Deirdre Thompson (aka Debra) has been working in London for many years, having studied painting, drawing and architecture at Harrow School of art and printing and illustration at the London Regent Street Polytechnic and Chelsea College of Art. After a long-standing pre-occupation with dancers and performers and the depiction of architectural, landscape and figurative themes, her work has taken on a more personal language. Work has been exhibited at the Royal Academy, Rotunda Gallery, Ansdell Gallery, the Roundhouse, The London Contemporary Dance Centre, Studio Space, Sadlers Wells, Soho Poly Theatre, Candid Gallery, Pleasance Theatre, the Institute Francais, with the London Artists’ Books at the Barbican and the ICA, Whitechapel Art Gallery, Dean Clough, Holden Gallery at Manchester Metropolitan University, BookArt Bookshop, Arnolfini Gallery Bristol, Brookes University, Oxford, and annually with the Small Publishers Fair at Conway Hall.
Painting, life drawing and the History of Art has been taught for Camden Adult Education Institute and general Art in London schools and for Southwark College. Having published, written and illustrated two London guides, other work includes commissioned illustration. An artists’ book ‘Angel City’ was conceived, made and published after completion and exhibiting of one year’s series of etchings in SPACE studio in Clerkenwell. Currently further books of text and image are being made and hand-bound, having had four recent editions acquired by Tate Britain archival library.
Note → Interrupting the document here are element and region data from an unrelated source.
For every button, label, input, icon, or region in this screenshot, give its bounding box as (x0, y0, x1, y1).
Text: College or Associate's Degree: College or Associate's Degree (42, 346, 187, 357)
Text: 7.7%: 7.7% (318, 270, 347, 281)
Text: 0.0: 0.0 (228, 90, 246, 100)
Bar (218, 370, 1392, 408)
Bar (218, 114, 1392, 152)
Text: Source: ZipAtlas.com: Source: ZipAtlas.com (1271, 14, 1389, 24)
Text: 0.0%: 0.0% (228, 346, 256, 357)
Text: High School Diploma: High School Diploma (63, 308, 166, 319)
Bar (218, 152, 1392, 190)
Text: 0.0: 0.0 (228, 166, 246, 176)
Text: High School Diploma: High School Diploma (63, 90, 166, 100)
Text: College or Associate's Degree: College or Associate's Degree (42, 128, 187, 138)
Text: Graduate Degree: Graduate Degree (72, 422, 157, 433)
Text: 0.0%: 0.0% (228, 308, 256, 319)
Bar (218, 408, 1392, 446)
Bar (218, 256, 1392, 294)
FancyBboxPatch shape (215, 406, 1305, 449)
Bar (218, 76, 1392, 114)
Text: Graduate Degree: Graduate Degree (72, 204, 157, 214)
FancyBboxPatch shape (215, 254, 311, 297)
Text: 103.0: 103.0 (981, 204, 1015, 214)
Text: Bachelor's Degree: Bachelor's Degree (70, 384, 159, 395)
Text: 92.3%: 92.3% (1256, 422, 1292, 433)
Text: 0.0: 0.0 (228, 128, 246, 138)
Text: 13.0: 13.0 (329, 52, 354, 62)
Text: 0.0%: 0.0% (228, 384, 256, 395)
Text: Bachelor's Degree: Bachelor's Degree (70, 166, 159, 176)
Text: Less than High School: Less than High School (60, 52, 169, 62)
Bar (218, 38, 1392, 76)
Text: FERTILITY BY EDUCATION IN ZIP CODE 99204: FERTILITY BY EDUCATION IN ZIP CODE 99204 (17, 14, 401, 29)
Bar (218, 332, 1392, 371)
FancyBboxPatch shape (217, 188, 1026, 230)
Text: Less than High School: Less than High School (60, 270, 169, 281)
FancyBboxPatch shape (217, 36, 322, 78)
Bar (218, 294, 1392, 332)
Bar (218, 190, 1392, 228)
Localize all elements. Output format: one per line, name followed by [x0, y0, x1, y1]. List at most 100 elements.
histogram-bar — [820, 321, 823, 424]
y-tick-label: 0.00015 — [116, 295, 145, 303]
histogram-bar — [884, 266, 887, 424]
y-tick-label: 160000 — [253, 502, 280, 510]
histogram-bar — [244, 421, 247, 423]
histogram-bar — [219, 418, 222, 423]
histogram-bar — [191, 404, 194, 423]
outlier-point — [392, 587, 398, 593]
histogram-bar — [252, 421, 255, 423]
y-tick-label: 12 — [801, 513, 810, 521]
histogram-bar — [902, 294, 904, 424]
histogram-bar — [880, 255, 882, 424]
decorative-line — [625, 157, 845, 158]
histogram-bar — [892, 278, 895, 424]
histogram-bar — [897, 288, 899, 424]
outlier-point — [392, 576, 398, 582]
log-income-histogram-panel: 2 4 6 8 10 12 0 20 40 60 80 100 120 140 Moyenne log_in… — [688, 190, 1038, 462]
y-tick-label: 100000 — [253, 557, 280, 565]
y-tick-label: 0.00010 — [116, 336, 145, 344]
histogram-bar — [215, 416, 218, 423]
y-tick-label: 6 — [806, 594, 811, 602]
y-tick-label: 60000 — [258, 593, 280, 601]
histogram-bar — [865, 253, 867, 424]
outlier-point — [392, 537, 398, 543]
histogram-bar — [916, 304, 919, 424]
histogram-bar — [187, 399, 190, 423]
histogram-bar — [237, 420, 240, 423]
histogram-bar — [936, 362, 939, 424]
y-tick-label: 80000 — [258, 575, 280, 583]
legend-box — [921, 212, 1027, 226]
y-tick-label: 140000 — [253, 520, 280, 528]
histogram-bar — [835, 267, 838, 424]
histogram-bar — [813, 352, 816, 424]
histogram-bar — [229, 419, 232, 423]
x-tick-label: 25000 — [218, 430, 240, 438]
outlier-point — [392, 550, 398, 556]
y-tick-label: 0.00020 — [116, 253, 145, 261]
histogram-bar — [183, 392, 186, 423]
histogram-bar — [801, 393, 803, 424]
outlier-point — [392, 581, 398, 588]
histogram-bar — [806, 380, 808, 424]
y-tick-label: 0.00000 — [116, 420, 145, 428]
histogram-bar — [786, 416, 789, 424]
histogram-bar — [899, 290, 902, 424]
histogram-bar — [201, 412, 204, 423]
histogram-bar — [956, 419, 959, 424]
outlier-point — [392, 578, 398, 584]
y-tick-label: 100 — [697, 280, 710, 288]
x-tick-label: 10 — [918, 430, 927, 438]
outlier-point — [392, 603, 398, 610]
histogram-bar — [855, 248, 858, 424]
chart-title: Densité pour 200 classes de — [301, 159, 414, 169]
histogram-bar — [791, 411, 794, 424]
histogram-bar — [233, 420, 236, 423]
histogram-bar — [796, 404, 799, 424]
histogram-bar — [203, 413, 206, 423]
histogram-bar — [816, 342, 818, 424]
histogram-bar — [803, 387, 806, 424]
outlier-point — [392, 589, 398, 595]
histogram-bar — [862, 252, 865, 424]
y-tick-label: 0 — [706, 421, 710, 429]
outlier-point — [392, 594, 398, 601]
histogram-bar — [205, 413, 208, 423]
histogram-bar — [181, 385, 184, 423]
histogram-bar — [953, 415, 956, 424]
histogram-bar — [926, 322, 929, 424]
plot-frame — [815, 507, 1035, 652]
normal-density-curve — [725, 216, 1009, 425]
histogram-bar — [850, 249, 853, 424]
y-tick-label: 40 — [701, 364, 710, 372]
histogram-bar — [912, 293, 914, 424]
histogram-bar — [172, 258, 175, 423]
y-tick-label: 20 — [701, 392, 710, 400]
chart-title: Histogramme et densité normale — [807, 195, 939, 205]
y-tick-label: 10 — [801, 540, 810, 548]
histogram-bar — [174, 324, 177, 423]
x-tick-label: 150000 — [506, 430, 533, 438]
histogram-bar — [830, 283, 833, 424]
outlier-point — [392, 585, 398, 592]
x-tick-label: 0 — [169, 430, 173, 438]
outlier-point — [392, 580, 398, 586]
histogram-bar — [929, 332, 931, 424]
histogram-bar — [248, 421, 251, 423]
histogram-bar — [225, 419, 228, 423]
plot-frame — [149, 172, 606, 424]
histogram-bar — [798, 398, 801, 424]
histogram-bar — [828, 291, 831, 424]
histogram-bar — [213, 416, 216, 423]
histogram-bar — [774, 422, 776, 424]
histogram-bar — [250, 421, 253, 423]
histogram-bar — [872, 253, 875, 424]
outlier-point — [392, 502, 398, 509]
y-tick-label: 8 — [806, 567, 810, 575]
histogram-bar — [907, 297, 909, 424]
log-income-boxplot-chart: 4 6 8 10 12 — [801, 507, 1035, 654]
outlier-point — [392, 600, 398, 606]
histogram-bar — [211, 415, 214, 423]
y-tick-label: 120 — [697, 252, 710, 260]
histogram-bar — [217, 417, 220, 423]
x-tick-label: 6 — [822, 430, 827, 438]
Last publication being the ILLUSTRATED DICTIONARY OF ENDANGERED WORDSIn our digital world, as techno words are fast replacing nature ones, this book is a rallying cry for eighty-five words, with corresponding illustrations, which may well be lost from our childrens’ vocabulary for good. Having been dropped from the Oxford Junior Dictionary in favour of, for example, Blackberry (a smartphone) in place of blackberry the fruit, such words as raven, monarch and blacksmith are all part of our rich heritage to protect. Not being able to recognise and name a thrush, horse-chestnut tree, crocus or porpoise is a disservice for generations to come, making life much poorer for them. It is hoped that in actual book form, these words can be safeguarded for good.